CAIRASCHI EUSÉBI - Comment cultiver l’art de la nissartitude au quotidien.
La nissartitude n’est plus tout à fait ce qu’elle était depuis que
Jean-Marc Eusébi s’en est allé. La dernière fois que j’ai croisé son regard, éternellement bleu et chaleureux, ses yeux témoignaient du combat inégal qu’il menait contre cette saloperie de cancer. Un an de souffrances. À 45 ans, Jean-Marc, a quitté cette ville que cet artiste aimait tant et dont il a su décliner la diversité. Rien n’échappait à son crayon : créateur du journal satyrique «
Barre à Mine » ou «
Scènes d’Azur » dessinateur, graphiste en publicité, éditorialiste, enseignant en art et communication, auteur dramatique de bandes dessinées, romancier et concepteur de chars du
carnaval de Nice.
Eusébi incarnait une certaine forme de nissartitude, loufoque et décapante. Ses œuvres en témoignent, et notamment «
Le carnaval de Cougourdon » inaugurant une série d’ouvrages bilingues français-niçois. Mais s’il y a bien un message - il n’aurait pas apprécié le mot - plutôt, un clin d’œil, que semble adresser
Jean-Marc Eusébi à tous les amoureux de
Nice c’est de pratiquer l’art de cultiver l’attachement à cette singulière cité. La
nissartitude qui imprégnait, grâce à son humour acidulé, ses chars de carnaval nous renvoie à l’
identité niçoise dans ce qu’elle a de plus populaire au bon sens du terme. Sa dérision, ses répliques corrosives dissimulaient une vieille camaraderie avec sa ville. C’est qu’il l’aimait l’artiste.
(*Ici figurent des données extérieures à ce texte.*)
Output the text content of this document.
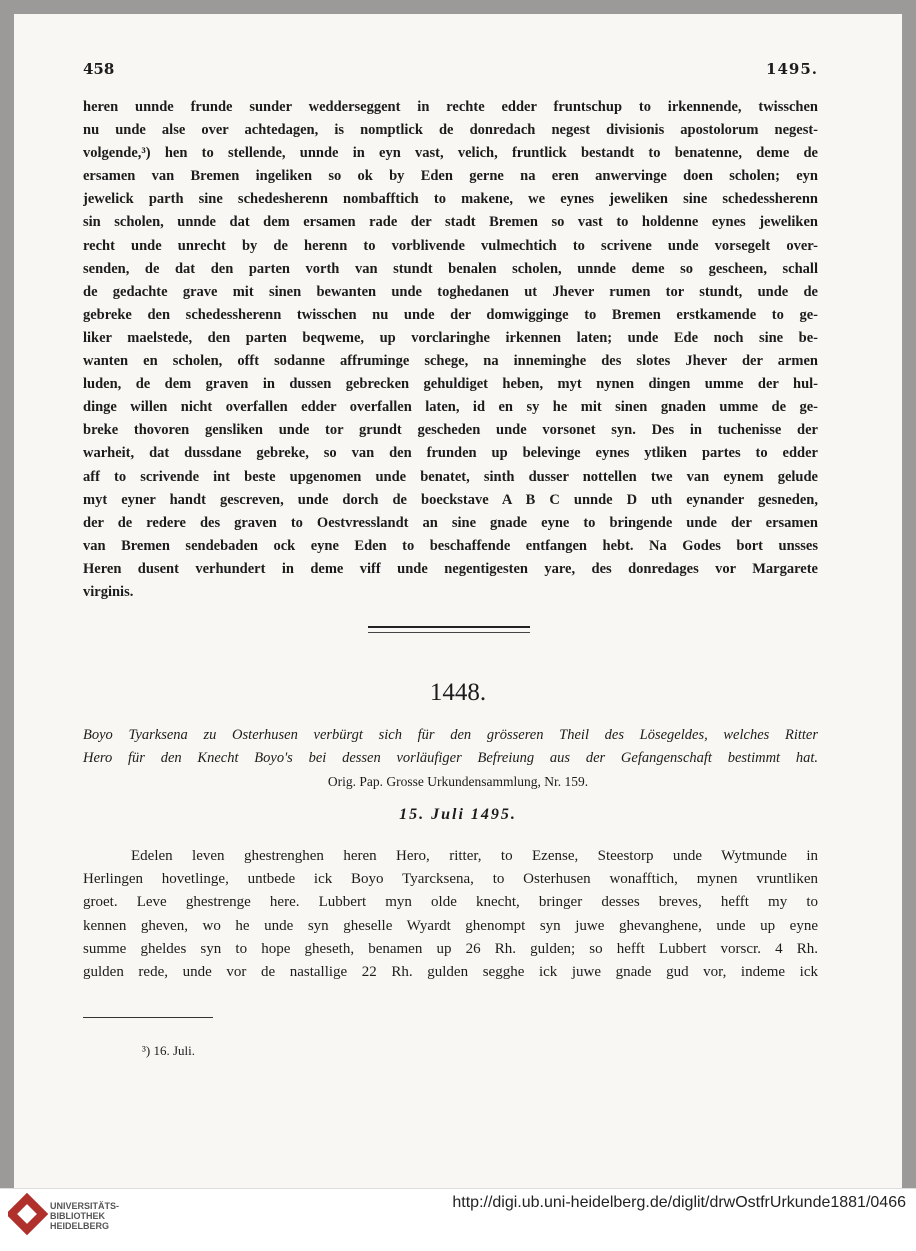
458	1495.
heren unnde frunde sunder wedderseggent in rechte edder fruntschup to irkennende, twisschen
nu unde alse over achtedagen, is nomptlick de donredach negest divisionis apostolorum negest-
volgende,³) hen to stellende, unnde in eyn vast, velich, fruntlick bestandt to benatenne, deme de
ersamen van Bremen ingeliken so ok by Eden gerne na eren anwervinge doen scholen; eyn
jewelick parth sine schedesherenn nombafftich to makene, we eynes jeweliken sine schedessherenn
sin scholen, unnde dat dem ersamen rade der stadt Bremen so vast to holdenne eynes jeweliken
recht unde unrecht by de herenn to vorblivende vulmechtich to scrivene unde vorsegelt over-
senden, de dat den parten vorth van stundt benalen scholen, unnde deme so gescheen, schall
de gedachte grave mit sinen bewanten unde toghedanen ut Jhever rumen tor stundt, unde de
gebreke den schedessherenn twisschen nu unde der domwigginge to Bremen erstkamende to ge-
liker maelstede, den parten beqweme, up vorclaringhe irkennen laten; unde Ede noch sine be-
wanten en scholen, offt sodanne affruminge schege, na inneminghe des slotes Jhever der armen
luden, de dem graven in dussen gebrecken gehuldiget heben, myt nynen dingen umme der hul-
dinge willen nicht overfallen edder overfallen laten, id en sy he mit sinen gnaden umme de ge-
breke thovoren gensliken unde tor grundt gescheden unde vorsonet syn. Des in tuchenisse der
warheit, dat dussdane gebreke, so van den frunden up belevinge eynes ytliken partes to edder
aff to scrivende int beste upgenomen unde benatet, sinth dusser nottellen twe van eynem gelude
myt eyner handt gescreven, unde dorch de boeckstave A B C unnde D uth eynander gesneden,
der de redere des graven to Oestvresslandt an sine gnade eyne to bringende unde der ersamen
van Bremen sendebaden ock eyne Eden to beschaffende entfangen hebt. Na Godes bort unsses
Heren dusent verhundert in deme viff unde negentigesten yare, des donredages vor Margarete
virginis.
1448.
Boyo Tyarksena zu Osterhusen verbürgt sich für den grösseren Theil des Lösegeldes, welches Ritter
Hero für den Knecht Boyo's bei dessen vorläufiger Befreiung aus der Gefangenschaft bestimmt hat.
Orig. Pap. Grosse Urkundensammlung, Nr. 159.
15. Juli 1495.
Edelen leven ghestrenghen heren Hero, ritter, to Ezense, Steestorp unde Wytmunde in
Herlingen hovetlinge, untbede ick Boyo Tyarcksena, to Osterhusen wonafftich, mynen vruntliken
groet. Leve ghestrenge here. Lubbert myn olde knecht, bringer desses breves, hefft my to
kennen gheven, wo he unde syn gheselle Wyardt ghenompt syn juwe ghevanghene, unde up eyne
summe gheldes syn to hope gheseth, benamen up 26 Rh. gulden; so hefft Lubbert vorscr. 4 Rh.
gulden rede, unde vor de nastallige 22 Rh. gulden segghe ick juwe gnade gud vor, indeme ick
³) 16. Juli.
UNIVERSITÄTS-
BIBLIOTHEK
HEIDELBERG
http://digi.ub.uni-heidelberg.de/diglit/drwOstfrUrkunde1881/0466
Alors la meilleure chose qui reste à faire pour tous ceux qui souhaitent penser à lui c’est d’entretenir sa propre nissartitude. En toute liberté. Se replonger au cœur de nos traditions et notre patrimoine, réapprendre à voir
Nice au-delà de ses embouteillages, de ses travaux du tram, savourer les milles et un recoins de cette cité où se niche encore-et pour longtemps, l’
authenticité Nissarde. Il suffit de pénétrer dans une église, arpenter une ruelle, fouiner un peu dans les quartiers, quels qu’ils soient. De
Saint Antoine Ginestière, en passant par
La Madeleine, la
place Garibaldi jusqu’aux rives du
Paillon, partout, palpite une parcelle de terroir niçois qui mérite le détour. Parfois, le regard s’arrête sur une partie de cartes ou de boules qui s’éternise, témoignage d’une tradition ancestrale. Ces moments de bonheur du
Comté de Nice, tous simples,
Richard Cairaschi les évoque avec humour et une certaine nostalgie dans son dernier one-man-show «
C’est déjà demain » ( jusqu’au 21 janvier au
Théâtre de la Cité).
Richard Cairaschi, autre chantre de la nissartitude, emprunte souvent les mêmes sentiers humoristiques qu’
Eusébi. Sans verser dans le folklorisme nostalgique béat que raillait
Eusébi, Cairaschi, le créateur des «
Chaises de la Promenade » et des «
Cent ans du Gym », dénonce l’inanité du modernisme. Il sait mieux que quiconque prendre «
du recul » par rapport au monde actuel. Le spectacle est construit autour d’un village, du pays niçois bien sûr «
C’est un peu l’histoire du rat des villes et du rat des champs, confie-t-il.
Et cela permet de situer comment les villageois perçoivent le modernisme Ou comment l‘inutile va devenir indispensable ».
Passent ainsi à la moulinette le portable, «
l’interné ! », pas l’internet. Le comédien, en filigrane, évoque des personnages terriblement «
nissarts », que l’on pourrait croire à jamais issus du passé et qui, pourtant, sont bel et bien présents aujourd’hui encore sur les places des villages ou au cœur des quartiers de Nice. Autant de personnages savoureux qui nous ramènent sans doute à l’essentiel : une certaine forme d’humanisme. Comme le souligne, un autre adepte de la nissartitude,
Jean-Marc Giaume, le président de la fédération des associations du
Comté de Nice qui se bat pour la préservation de notre patrimoine : «
Jean- Marc Eusébi et Ricard Cairaschi sont des humoristes passeurs de mémoire qui, par leurs créations, puisent dans la richesse du patrimoine nissart ».